Co-culture device for in vitro high throughput analysis of cancer associated fibroblast and cancer cell interactions.

Introduction Cancers in general, and specifically lung cancer, continue to have low patient survival rates when the patient is at an advanced stage when diagnosed. It appears that the local environment, especially fibroblasts and their signaling molecules, tends to induce metastasis, increase cancer cell resistance to treatment, and aid in tumor growth rates. Since 3-D models quickly become too complex and/or expensive, and therefore rarely leave the lab they are developed in, it is interesting to develop a 2-D model that more closely mimics the clustered tumor formation and bulk interaction with a surrounding fibroblast environment. Methods In the present study, we utilize an off-the-shelf stereolithography 3-D printer, standard use well plates, magnets, and metallic beads to create a customizable 2-D co-culture system capable of being analyzed quantitatively with staining and qualitatively with standard fluorescent/brightfield microscopy to determine cancer-fibroblast interactions while also being able to test chemotherapeutic drugs in a high-throughput manner with standard 96-well plates.
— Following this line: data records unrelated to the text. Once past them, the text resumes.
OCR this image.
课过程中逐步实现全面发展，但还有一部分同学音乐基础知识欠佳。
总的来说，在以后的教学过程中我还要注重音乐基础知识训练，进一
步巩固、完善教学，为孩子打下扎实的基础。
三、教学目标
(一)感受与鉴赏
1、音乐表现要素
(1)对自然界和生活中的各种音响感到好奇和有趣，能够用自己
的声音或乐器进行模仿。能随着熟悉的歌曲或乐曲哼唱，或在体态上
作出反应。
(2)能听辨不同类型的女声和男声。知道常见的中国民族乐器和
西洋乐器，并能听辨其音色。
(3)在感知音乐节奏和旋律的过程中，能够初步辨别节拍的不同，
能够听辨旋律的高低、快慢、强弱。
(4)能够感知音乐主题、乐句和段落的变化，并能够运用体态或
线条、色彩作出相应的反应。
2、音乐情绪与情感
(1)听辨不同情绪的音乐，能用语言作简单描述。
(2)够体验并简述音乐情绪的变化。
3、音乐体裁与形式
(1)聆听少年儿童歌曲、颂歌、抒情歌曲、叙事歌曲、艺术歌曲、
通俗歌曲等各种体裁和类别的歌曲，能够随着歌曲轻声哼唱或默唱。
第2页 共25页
Results Comparisons from monoculture and co-culture growth rates shows that the presence of fibroblasts allows for significantly increased growth rates for H460 cancer. Additionally, viability of cancer cells can be quantified with simple cell staining methods and morphology and cell-cell interactions can be observed and studied. Discussion The high throughput model demonstrates that boundary condition changes can be observed between cancer cells and fibroblasts based upon the different chemotherapeutics that have been administered.